If you replace the numbers with distance
, then graphing becomes even easier. distance
becomes the x-axis, and velocity
becomes the y-axis. But how to replace the indices?
data.set_index("distance", inplace=True)
data.head()
distance | distance |
---|---|
0.032 | 170 |
0.034 | 290 |
0.214 | -130 |
0.263 | -70 |
0.275 | -185 |
If you compare with the last example, you can see that the numbers are gone. Moreover, the data are now arranged in an x – y relation. Creating a graph is now even easier:
data.plot()
plt.show()
Payroll data
Now payroll data. This example builds on the previous one and shows how to add custom headers, work with indented files, and extract columns from the data: This example is more complicated.
import pandas as pd
import matplotlib.pyplot as plt
%pylabinline
data = pd.read_csv("wages_hours.csv")
data.head()
Everything is as before. We just need to read the file, don’t we? But the result is as follows:
HRS RATE ERSP ERNO NEIN ASSET AGE DEP RACE SCHOOL | |
---|---|
0 | 2157t2.905t1121t291t380t7250t38.5t2.340… |
1 | 2174t2.970t1128t301t398t7744t39.3t2.335… |
2 | 2062t2.350t1214t326t185t3068t40.1t2.851… |
3 | 2111t2.511t1203t49t117t1632t22.4t1.159… |
4 | 2134t2.791t1013t594t730t12710t57.7t1.22… |
It looks incomprehensible. And it doesn’t look like the original file at all. So what happened? There are no commas in the CSV file Although the name implies “Comma Separated Values”, the data can be separated by anything. For example, it could be indented. t
in the text means indentations.

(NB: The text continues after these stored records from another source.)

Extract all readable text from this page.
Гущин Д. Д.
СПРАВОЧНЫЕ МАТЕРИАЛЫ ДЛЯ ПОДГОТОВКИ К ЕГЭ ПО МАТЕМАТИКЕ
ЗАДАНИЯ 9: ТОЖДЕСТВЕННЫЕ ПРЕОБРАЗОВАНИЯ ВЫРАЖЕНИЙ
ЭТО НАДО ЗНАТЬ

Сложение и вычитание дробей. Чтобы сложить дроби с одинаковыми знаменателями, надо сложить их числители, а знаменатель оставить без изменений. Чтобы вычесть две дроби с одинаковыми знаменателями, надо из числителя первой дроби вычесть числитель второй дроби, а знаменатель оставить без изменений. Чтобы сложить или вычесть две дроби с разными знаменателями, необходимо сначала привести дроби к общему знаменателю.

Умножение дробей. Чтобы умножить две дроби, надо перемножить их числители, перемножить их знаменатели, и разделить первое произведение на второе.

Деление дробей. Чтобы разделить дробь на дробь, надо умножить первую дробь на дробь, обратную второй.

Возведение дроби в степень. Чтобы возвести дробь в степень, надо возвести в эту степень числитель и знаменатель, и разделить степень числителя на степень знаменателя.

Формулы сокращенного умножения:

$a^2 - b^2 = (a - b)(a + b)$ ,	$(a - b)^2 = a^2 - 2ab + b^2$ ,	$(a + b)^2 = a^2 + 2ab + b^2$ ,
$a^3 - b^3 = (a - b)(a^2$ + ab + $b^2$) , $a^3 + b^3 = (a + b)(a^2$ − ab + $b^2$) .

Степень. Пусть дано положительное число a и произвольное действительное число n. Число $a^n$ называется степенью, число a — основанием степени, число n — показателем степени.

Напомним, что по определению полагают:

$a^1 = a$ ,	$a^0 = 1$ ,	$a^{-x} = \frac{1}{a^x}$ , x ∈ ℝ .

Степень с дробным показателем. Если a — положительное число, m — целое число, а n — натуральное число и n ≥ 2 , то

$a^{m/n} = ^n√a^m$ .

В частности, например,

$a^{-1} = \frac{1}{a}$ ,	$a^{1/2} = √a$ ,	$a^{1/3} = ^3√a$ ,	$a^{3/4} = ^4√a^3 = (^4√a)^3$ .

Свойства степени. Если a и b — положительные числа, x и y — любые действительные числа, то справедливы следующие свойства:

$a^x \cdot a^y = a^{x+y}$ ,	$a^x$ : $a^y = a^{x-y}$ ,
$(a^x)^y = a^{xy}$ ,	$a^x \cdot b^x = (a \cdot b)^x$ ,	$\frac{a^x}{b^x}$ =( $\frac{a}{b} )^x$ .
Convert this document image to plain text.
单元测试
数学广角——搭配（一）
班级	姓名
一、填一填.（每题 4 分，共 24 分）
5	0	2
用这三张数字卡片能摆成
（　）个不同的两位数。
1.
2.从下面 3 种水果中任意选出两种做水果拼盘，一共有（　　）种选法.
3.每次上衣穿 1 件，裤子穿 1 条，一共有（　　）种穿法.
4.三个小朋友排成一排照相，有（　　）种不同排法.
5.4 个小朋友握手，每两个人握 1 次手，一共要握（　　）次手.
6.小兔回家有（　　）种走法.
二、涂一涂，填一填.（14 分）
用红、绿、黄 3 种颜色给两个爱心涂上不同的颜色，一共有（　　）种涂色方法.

Pandas can’t parse the file because the library counted on commas, not indents. You have to read the file again, this time passing a new variable sep='t'
. This will tell it that the separators are indents, not commas.

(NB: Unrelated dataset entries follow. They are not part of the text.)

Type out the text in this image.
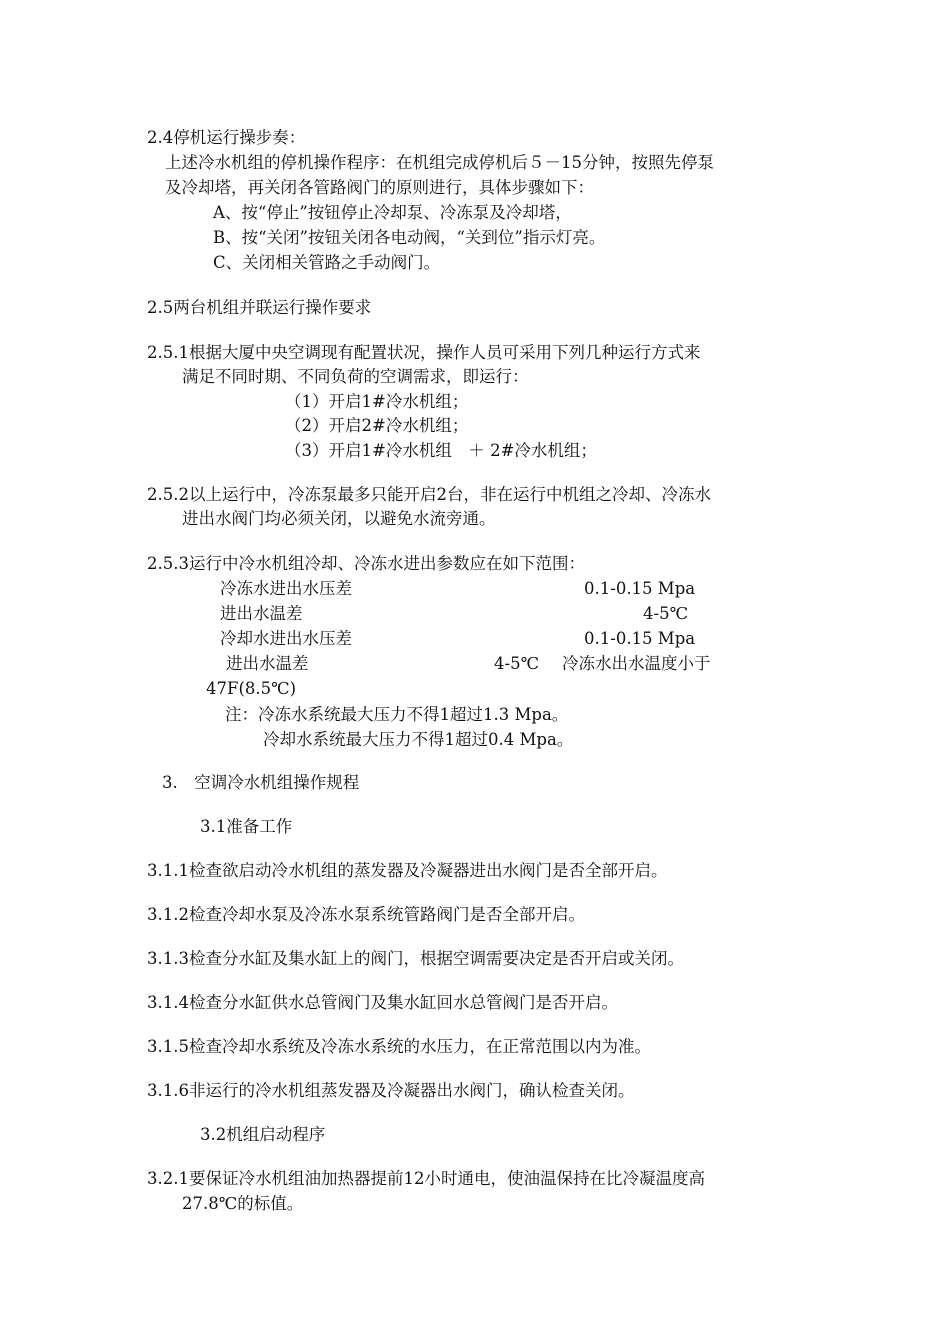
2.4停机运行操步奏：
上述冷水机组的停机操作程序：在机组完成停机后５－15分钟，按照先停泵
及冷却塔，再关闭各管路阀门的原则进行，具体步骤如下：
A、按“停止”按钮停止冷却泵、冷冻泵及冷却塔，
B、按“关闭”按钮关闭各电动阀，“关到位”指示灯亮。
C、关闭相关管路之手动阀门。
2.5两台机组并联运行操作要求
2.5.1根据大厦中央空调现有配置状况，操作人员可采用下列几种运行方式来
满足不同时期、不同负荷的空调需求，即运行：
（1）开启1#冷水机组；
（2）开启2#冷水机组；
（3）开启1#冷水机组　＋ 2#冷水机组；
2.5.2以上运行中，冷冻泵最多只能开启2台，非在运行中机组之冷却、冷冻水
进出水阀门均必须关闭，以避免水流旁通。
2.5.3运行中冷水机组冷却、冷冻水进出参数应在如下范围：
冷冻水进出水压差	0.1-0.15 Mpa
进出水温差	4-5℃
冷却水进出水压差	0.1-0.15 Mpa
进出水温差	4-5℃ 冷冻水出水温度小于
47F(8.5℃)
注：冷冻水系统最大压力不得1超过1.3 Mpa。
冷却水系统最大压力不得1超过0.4 Mpa。
3.　空调冷水机组操作规程
3.1准备工作
3.1.1检查欲启动冷水机组的蒸发器及冷凝器进出水阀门是否全部开启。
3.1.2检查冷却水泵及冷冻水泵系统管路阀门是否全部开启。
3.1.3检查分水缸及集水缸上的阀门，根据空调需要决定是否开启或关闭。
3.1.4检查分水缸供水总管阀门及集水缸回水总管阀门是否开启。
3.1.5检查冷却水系统及冷冻水系统的水压力，在正常范围以内为准。
3.1.6非运行的冷水机组蒸发器及冷凝器出水阀门，确认检查关闭。
3.2机组启动程序
3.2.1要保证冷水机组油加热器提前12小时通电，使油温保持在比冷凝温度高
27.8℃的标值。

data = pd.read_csv("wages_hours.csv", sep="t")
data.head()
HRS | RATE | ERSP | ERNO | NEIN | ASSET | AGE | DEP | RACE | SCHOOL | |
---|---|---|---|---|---|---|---|---|---|---|
0 | 2157 | 2.905 | 1121 | 291 | 380 | 7250 | 38.5 | 2.340 | 32.1 | 10.5 |
1 | 2174 | 2.970 | 1128 | 301 | 398 | 7744 | 39.3 | 2.335 | 31.2 | 10.5 |
2 | 2062 | 2.350 | 1214 | 326 | 185 | 3068 | 40.1 | 2.851 | * | 8.9 |
3 | 2111 | 2.511 | 1203 | 49 | 117 | 1632 | 22.4 | 1.159 | 27.5 | 11.5 |
4 | 2134 | 2.791 | 1013 | 594 | 730 | 12710 | 57.7 | 1.229 | 32.5 | 8.8 |
It worked. But there’s quite a lot of data. Do I need all of it? Only AGE
(age) and RACE
(wage rate) are needed in this project. Only these two columns need to be extracted first.

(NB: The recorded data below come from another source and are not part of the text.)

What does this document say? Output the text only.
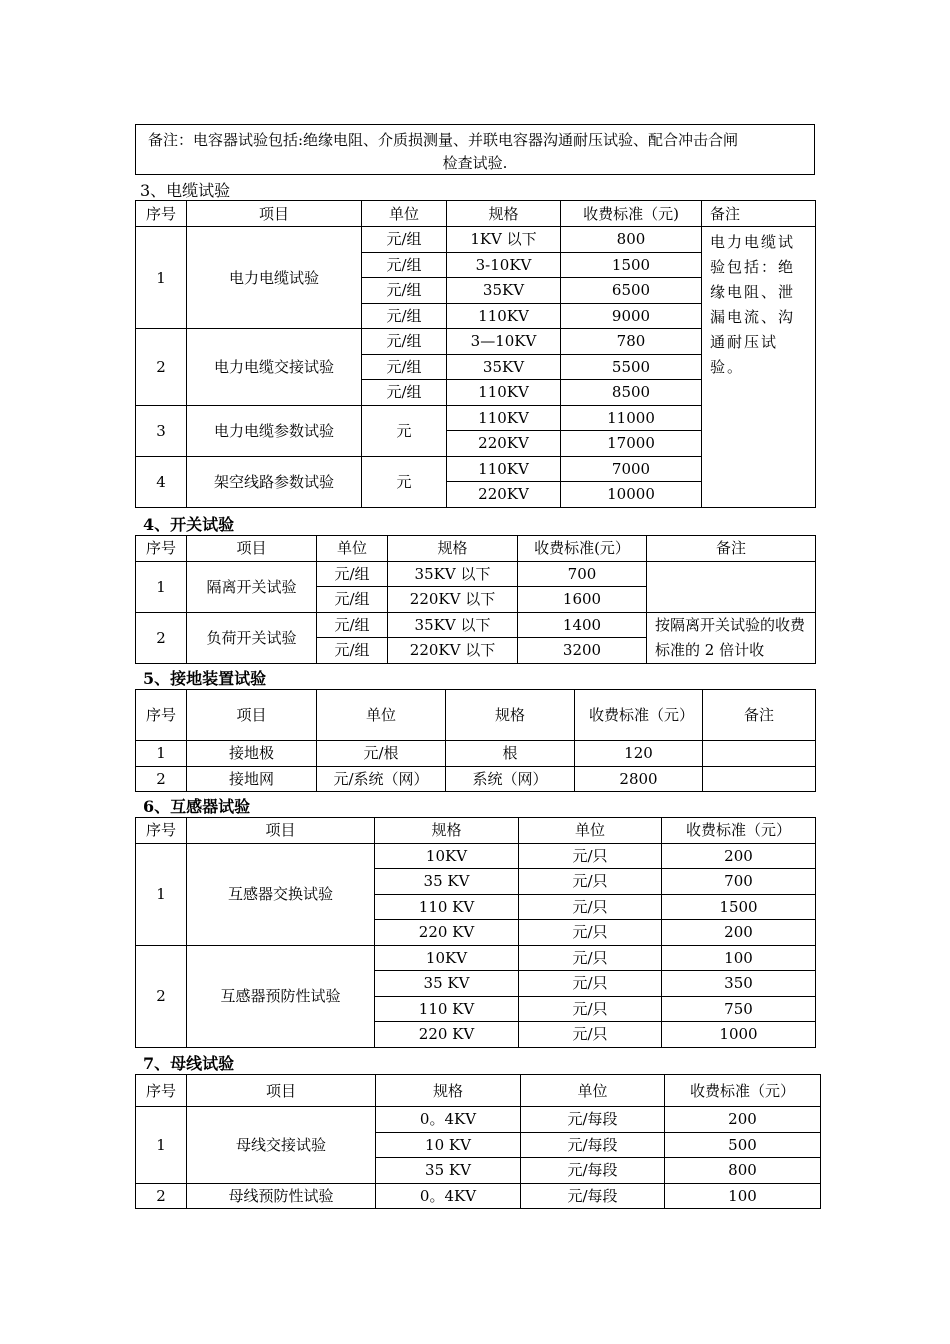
备注：电容器试验包括:绝缘电阻、介质损测量、并联电容器沟通耐压试验、配合冲击合闸
检查试验.
3、电缆试验
序号	项目	单位	规格	收费标准（元)	备注
1	电力电缆试验	元/组	1KV 以下	800	电力电缆试验包括：绝缘电阻、泄漏电流、沟通耐压试验。
		元/组	3-10KV	1500	
		元/组	35KV	6500	
		元/组	110KV	9000	
2	电力电缆交接试验	元/组	3—10KV	780	
		元/组	35KV	5500	
		元/组	110KV	8500	
3	电力电缆参数试验	元	110KV	11000	
			220KV	17000	
4	架空线路参数试验	元	110KV	7000	
			220KV	10000	
4、开关试验
序号	项目	单位	规格	收费标准(元）	备注
1	隔离开关试验	元/组	35KV 以下	700	
		元/组	220KV 以下	1600	
2	负荷开关试验	元/组	35KV 以下	1400	按隔离开关试验的收费标准的 2 倍计收
		元/组	220KV 以下	3200	
5、接地装置试验
序号	项目	单位	规格	收费标准（元）	备注
1	接地极	元/根	根	120	
2	接地网	元/系统（网）	系统（网）	2800	
6、互感器试验
序号	项目	规格	单位	收费标准（元）
1	互感器交换试验	10KV	元/只	200
		35 KV	元/只	700
		110 KV	元/只	1500
		220 KV	元/只	200
2	互感器预防性试验	10KV	元/只	100
		35 KV	元/只	350
		110 KV	元/只	750
		220 KV	元/只	1000
7、母线试验
序号	项目	规格	单位	收费标准（元）
1	母线交接试验	0。4KV	元/每段	200
		10 KV	元/每段	500
		35 KV	元/每段	800
2	母线预防性试验	0。4KV	元/每段	100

data2 = data[["AGE", "RATE"]]
data2.head()
AGE | RATE | |
---|---|---|
0 | 38.5 | 2.905 |
1 | 39.3 | 2.970 |
2 | 40.1 | 2.350 |
3 | 22.4 | 2.511 |
4 | 57.7 | 2.791 |
To make a competent chart, you need to arrange the ages in ascending or descending order. Let’s do it in descending order (because this is the default behavior for sort()
).
data_sorted = data2.sort(["AGE"])
data_sorted.head()
Like last time, we need to remove the numbers and use age values instead, to simplify the process of plotting.
data_sorted.set_index("AGE", inplace=True)
data_sorted.head()
AGE | RATE |
---|---|
22.4 | 2.511 |
37.2 | 3.015 |
37.4 | 1.901 |
37.5 | 1.899 |
37.5 | 3.009 |
And the graph itself:
data_sorted.plot()
plt.show()
You can see that the rate goes up until age 35, and then it starts to change a lot. Of course, this is a general universal rate. Only individual conclusions can be drawn from this data set.